De boete wordt vermenigvuldigd met het aantal betrokken werknemers.
Let op: illegale tewerkstelling verschilt van onregelmatige tewerkstelling. Dit laatste heeft betrekking op het niet naleven van de voorwaarden in de kwartalen voorafgaand aan de flexi-job in een sector waar flexi-jobs wel zijn toegestaan. Een tewerkstelling in een toegestane sector, zoals bijvoorbeeld de detailhandel in de voedingssector en waar de wachttijd niet wordt gerespecteerd, zal niet leiden tot de hierboven beschreven sancties.
4.2. Gebrek aan kaderovereenkomst
De verplichting van een kaderovereenkomst, die al eerder bestond, is nu gekoppeld aan sancties. Deze sancties hebben betrekking op het niet sluiten van een kaderovereenkomst en de niet-naleving van de voorwaarden ervan.

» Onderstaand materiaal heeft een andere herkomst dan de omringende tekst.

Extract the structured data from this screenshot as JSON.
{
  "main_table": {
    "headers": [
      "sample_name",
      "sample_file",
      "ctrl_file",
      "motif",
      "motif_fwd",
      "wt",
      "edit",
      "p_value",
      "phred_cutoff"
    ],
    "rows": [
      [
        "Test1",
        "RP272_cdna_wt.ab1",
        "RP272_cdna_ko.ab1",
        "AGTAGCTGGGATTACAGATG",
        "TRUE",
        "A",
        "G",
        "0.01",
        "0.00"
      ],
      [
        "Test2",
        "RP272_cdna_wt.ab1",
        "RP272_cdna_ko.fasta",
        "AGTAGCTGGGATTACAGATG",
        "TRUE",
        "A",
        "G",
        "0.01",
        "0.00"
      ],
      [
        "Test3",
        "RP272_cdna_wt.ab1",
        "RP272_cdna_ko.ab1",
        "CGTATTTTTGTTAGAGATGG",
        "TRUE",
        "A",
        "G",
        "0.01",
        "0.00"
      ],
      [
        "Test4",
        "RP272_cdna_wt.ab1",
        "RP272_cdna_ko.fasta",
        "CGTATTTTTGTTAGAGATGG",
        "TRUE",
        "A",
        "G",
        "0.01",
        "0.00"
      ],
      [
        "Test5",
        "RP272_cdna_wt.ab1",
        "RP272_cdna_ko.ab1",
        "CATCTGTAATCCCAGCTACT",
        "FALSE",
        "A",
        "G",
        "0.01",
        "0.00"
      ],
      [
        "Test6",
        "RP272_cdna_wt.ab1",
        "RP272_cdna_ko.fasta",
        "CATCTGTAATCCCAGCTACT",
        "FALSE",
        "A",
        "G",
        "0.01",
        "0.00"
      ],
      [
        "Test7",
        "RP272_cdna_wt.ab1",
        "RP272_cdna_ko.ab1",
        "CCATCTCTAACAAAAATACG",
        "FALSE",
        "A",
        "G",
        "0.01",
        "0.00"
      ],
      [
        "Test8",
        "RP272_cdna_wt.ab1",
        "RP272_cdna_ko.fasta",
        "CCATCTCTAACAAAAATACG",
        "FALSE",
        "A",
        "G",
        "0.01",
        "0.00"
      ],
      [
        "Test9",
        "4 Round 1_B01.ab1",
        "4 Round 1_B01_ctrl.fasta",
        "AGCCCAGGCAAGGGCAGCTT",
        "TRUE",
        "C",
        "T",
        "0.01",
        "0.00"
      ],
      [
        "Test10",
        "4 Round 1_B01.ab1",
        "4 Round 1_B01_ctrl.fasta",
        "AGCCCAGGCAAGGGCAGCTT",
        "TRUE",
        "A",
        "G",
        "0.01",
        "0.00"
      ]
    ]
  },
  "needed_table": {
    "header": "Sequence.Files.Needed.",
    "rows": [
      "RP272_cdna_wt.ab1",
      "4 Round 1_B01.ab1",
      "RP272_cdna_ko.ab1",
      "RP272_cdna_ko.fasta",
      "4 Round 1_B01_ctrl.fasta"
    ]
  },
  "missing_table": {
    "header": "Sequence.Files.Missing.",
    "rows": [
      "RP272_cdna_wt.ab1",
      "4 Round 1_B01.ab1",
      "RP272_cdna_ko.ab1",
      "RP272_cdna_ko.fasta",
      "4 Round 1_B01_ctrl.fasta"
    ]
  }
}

Als de kaderovereenkomst niet op tijd wordt opgesteld (voor aanvang van de tewerkstelling), als deze onjuist of onvolledig is en/of niet correct wordt bewaard, riskeert de werkgever een sanctie van niveau 2, namelijk:
- Een administratieve boete van 200 tot 2.000 EUR (inclusief opdeciemen)
- Een strafrechtelijke boete van 400 tot 4.000 EUR (inclusief opdeciemen)
5. Inwerkingtreding
De programmawet die deze wijzigingen bevat, werd op 29 december in het Belgisch staatsblad gepubliceerd.
Deze wet treedt in werking op 1 januari 2024.
Bron: Programmawet van 22 december 2023, B.S. van 29 december 2023.